▼ 03
ペチュニアが難色を示すと、ドーナツ皿とミルクティー二つを抱えハリーを引っ張って自室に飛び込んだのだ。飛び込んでドアにつっかえをすると、彼女はベットで腹筋を始めた。
ベットはかなりギシギシという音がする。
勿論七歳のダリアとハリーとイケナイコトしている偽装などではない。あと八年は待つべきだ。
では何かと言うと、ダイエットと、物音による駄々こねの二重効果を狙った攻撃である。ちなみに、たまにハリーの口にドーナツを入れるのも忘れない。
腹筋を五回やったら、背筋。終われば一息ついて、腕立て伏せ。どう考えても140pあるかないかの身長に、50s近くある体重は戴けない。絶対に。
ピザは嫌だの一心で動かない身体を動かすけど、マジ疲れる。あーやだやだ。
目下目標は40sだ。140の身長に対して大体釣り合う体重は(140−100)×0.9=36sだが、40sを切れたら許容範囲。
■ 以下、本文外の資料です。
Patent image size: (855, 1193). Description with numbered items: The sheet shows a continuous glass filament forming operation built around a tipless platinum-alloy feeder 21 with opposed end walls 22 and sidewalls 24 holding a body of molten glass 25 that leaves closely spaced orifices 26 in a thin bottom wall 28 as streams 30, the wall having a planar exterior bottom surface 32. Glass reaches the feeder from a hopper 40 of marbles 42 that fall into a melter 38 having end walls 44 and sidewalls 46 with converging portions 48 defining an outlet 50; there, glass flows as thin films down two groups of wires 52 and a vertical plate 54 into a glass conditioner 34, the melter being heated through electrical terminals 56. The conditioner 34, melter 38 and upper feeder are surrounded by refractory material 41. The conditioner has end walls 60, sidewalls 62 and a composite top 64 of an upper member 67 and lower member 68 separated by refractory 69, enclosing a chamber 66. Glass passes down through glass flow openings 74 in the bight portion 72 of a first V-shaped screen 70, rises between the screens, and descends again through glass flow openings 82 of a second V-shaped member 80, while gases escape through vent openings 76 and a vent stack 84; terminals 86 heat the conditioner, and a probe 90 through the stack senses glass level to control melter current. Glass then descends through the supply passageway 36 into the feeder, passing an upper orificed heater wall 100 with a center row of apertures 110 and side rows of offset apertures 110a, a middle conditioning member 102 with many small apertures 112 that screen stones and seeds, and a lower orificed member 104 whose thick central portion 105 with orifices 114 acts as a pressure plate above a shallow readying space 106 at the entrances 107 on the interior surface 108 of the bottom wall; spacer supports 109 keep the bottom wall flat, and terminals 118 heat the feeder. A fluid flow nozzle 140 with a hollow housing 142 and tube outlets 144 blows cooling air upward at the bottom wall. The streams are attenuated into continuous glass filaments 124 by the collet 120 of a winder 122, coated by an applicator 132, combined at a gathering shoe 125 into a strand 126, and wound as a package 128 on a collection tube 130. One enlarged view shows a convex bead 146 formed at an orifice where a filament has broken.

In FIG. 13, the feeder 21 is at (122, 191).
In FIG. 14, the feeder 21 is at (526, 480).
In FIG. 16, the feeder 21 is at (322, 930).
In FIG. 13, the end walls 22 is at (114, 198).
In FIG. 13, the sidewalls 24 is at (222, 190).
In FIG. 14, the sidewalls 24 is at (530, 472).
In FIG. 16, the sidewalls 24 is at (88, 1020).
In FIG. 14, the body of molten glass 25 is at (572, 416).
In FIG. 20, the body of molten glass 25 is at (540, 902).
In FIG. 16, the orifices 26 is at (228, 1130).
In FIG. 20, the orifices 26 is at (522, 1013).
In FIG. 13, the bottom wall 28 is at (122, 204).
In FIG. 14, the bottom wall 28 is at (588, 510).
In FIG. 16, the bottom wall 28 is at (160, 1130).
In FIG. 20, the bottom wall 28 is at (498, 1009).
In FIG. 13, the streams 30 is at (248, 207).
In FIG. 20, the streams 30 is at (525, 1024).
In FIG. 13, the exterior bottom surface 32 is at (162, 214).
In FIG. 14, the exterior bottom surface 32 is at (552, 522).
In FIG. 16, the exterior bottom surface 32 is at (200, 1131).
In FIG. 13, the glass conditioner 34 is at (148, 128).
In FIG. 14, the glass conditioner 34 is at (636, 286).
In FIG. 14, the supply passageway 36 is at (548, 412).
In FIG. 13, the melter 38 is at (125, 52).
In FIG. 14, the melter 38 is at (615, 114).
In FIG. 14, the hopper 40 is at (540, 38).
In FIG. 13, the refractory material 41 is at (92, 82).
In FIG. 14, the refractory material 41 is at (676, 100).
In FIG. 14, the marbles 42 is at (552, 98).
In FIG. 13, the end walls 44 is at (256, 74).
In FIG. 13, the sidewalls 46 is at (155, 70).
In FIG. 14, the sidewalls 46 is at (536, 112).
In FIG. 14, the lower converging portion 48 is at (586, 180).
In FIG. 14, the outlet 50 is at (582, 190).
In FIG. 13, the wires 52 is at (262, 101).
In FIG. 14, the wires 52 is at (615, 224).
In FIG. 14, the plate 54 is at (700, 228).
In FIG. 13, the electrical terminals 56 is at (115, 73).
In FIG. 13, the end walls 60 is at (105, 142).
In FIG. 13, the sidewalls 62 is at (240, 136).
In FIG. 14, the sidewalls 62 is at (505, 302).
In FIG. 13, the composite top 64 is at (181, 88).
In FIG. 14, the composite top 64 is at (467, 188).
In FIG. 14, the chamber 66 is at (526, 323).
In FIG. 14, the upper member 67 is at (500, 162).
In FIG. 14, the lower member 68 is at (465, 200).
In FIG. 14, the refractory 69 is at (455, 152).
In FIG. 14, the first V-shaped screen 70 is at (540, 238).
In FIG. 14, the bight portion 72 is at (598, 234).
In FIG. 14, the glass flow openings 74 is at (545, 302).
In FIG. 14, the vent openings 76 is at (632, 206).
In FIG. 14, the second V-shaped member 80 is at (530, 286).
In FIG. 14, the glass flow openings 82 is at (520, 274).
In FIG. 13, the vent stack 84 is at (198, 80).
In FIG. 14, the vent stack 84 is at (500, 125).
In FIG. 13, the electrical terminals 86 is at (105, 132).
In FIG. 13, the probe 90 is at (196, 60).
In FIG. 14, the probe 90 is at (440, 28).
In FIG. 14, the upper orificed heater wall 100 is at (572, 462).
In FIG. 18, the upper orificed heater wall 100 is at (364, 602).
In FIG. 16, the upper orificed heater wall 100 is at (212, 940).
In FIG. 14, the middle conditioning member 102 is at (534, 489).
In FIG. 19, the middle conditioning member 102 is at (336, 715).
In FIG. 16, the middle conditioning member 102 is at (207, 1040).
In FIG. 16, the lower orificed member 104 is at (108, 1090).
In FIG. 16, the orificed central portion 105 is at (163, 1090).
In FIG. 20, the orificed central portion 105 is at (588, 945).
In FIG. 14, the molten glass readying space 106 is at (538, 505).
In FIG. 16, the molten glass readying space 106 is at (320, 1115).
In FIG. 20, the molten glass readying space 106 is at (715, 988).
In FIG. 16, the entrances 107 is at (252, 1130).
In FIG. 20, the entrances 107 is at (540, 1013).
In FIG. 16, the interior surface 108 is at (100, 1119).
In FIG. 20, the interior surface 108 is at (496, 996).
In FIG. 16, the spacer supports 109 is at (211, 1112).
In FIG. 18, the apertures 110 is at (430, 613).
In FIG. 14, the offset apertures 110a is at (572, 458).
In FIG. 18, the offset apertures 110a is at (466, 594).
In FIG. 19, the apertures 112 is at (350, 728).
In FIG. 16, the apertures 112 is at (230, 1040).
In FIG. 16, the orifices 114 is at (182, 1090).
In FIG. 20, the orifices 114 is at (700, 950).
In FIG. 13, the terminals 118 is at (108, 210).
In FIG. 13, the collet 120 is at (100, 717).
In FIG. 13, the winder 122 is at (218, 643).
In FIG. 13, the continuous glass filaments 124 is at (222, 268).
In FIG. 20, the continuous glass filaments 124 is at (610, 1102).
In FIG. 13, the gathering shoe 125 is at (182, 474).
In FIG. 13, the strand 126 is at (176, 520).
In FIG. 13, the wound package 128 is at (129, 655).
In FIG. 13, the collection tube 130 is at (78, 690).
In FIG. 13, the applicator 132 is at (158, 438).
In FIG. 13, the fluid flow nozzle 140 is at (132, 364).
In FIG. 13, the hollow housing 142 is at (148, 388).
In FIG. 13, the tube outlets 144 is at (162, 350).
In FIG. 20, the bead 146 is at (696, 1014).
筋トレを少しして休み、少ししては休み。とうとう一時間が経ったとき、ハリーが痺れを切らした。
「ダリア、君、どうしたの?」
「どうもしない。どうかしてたんだろ」
ハリーがなんだかんだで三つドーナツを食べ終えた時点で、私はドーナツの大皿を彼から離した。ちなみに私が食べたのはほんの一片である。
「よしハリー、行くぞ」
「ど、どこに?」
「どこってそりゃキッチンに決まってんじゃん。サランラップ持ってくるんだよ」
「え?」
「だから、ドーナツの保存すんの。あのブタ親父…ごほごほ。失礼、私の父上が全て食べてしまわない保証はない」
保存しとこうぜって事だよとかみ砕いて言えば、ハリーはやはり怪訝な表情のまま私を見ていた。
私はさっさと一階に降りると、おろおろしていたままのペチュニアさんに一切の視線を向けずサランラップを手にする。
そのまま踵を返そうとすると、ペチュニアさんがあわあわと息を吸った。計 画 通 り 。